Off to Asia, where we are spoilt for choice. First stop: Japan for Kobe Luminarie. This festival has been held every December since 1995 to commemorate the Great Hanshin earthquake – one of the most devastating in Japan's history. After the earthquake Kobe was without lights, so the festival was held to give people hope. Originally it was supposed to be a one-off event, but popular demand has seen it return again and again. Today it is a strong symbol of the city’s recovery. The Italian name and style of the festival reflects the fact that the lights were donated by the Italian government, and that one of the two designers is Italian.
Now onto the Harbin Festival, taking place in January and February in China. Similar to the festival in Berlin, the event sees colorful light beamed onto structures. The only difference is that the structures are made of ice! Every winter, the city becomes home to the International Snow and Ice Festival. For weeks on end the structures and sculptures remain in perfect condition thanks to the sub-zero temperatures that can be found in the north of China. Every evening, multicolored lights add a touch of color to the otherwise very bleak and white landscape.

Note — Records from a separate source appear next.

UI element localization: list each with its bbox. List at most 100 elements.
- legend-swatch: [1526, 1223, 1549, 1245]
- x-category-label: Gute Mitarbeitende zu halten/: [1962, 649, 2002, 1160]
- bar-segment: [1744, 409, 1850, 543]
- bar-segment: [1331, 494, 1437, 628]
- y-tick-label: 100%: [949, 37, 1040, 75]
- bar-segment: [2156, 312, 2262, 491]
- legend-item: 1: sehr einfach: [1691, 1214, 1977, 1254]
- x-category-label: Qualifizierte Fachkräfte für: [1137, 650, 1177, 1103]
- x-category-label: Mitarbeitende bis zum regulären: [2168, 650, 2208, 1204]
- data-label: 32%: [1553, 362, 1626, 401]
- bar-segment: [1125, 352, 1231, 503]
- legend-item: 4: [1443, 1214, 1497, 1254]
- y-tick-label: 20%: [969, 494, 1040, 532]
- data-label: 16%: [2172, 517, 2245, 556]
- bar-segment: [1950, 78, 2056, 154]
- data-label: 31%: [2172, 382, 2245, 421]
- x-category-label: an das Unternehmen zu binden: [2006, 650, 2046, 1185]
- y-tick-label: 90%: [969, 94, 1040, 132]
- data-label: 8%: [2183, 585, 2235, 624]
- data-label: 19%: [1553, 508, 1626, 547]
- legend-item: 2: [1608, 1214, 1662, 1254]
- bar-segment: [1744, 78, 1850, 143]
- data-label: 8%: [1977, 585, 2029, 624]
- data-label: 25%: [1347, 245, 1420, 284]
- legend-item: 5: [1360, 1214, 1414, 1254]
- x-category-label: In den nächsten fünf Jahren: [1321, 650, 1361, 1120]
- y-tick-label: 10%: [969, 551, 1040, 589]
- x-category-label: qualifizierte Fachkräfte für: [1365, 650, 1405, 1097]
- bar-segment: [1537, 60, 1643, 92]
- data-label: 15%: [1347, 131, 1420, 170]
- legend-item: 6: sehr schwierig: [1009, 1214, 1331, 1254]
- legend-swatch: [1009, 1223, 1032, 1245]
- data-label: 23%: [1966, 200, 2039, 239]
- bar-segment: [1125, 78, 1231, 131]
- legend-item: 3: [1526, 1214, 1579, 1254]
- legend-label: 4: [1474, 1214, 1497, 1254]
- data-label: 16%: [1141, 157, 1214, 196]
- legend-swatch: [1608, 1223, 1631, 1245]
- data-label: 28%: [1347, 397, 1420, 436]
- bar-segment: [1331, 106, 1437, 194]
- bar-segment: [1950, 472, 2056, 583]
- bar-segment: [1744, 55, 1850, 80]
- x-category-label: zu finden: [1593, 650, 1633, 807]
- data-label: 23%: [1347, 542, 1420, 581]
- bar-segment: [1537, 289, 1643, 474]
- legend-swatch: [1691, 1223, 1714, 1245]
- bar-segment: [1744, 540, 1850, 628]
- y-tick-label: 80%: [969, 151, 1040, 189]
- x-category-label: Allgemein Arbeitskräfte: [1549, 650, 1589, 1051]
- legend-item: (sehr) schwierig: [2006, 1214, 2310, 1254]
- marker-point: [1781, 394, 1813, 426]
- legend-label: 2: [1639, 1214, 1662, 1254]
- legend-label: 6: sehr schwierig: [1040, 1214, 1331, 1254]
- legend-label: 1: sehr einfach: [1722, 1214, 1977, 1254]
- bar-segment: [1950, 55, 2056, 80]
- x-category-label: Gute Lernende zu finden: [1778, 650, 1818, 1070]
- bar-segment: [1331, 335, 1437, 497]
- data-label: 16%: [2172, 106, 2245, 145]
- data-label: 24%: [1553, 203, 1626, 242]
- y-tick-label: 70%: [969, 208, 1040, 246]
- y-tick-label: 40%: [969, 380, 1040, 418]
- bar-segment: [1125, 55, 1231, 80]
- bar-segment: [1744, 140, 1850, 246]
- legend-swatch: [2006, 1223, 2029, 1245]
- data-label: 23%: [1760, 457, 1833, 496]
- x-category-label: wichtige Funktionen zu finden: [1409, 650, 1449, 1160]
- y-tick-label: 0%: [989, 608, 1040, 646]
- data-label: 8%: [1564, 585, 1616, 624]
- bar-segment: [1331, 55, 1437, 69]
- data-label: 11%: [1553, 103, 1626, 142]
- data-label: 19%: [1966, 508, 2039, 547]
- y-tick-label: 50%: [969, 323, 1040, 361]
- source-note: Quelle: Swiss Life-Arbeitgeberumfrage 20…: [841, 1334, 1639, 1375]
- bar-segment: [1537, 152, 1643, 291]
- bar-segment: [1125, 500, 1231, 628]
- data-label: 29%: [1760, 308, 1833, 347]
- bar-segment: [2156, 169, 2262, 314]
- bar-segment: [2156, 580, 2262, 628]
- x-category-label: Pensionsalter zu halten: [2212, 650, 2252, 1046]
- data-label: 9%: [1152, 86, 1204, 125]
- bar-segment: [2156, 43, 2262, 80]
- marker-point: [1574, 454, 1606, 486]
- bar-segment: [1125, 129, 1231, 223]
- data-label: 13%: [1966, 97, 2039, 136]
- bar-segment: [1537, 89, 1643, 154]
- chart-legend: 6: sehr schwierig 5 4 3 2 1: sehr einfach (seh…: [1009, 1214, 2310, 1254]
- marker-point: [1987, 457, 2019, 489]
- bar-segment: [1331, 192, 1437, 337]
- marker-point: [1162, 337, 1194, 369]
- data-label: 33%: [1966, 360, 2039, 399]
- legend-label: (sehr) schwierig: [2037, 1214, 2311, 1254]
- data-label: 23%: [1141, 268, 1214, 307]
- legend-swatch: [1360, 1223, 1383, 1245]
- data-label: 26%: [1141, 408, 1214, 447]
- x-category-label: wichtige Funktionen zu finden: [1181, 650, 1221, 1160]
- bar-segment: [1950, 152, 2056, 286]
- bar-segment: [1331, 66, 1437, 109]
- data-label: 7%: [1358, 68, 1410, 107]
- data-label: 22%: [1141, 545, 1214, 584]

Next, a stop in Singapore for the i Light Marina Bay festival. Known as Asia’s leading sustainable light art festival, over 20 installations line the waterfront every spring. As the event coincides with the annual Earth Day, all the festival lights are temporarily switched off. The campaign ‘Switch Off, Turn Up’ also runs alongside the event with the aim of offsetting the event’s power consumption. It encourages people to switch off lights when not in use and turn up the temperature of air conditioning.
And finally to Australia for Vivid Sydney, an event that began as a smart light festival in 2009 promoting energy efficiency and a reduction of obtrusive light into the night atmosphere. Taking place in May and June, the festival now includes projections onto some of the city’s most famous buildings and bridges – the Opera House has never looked so good.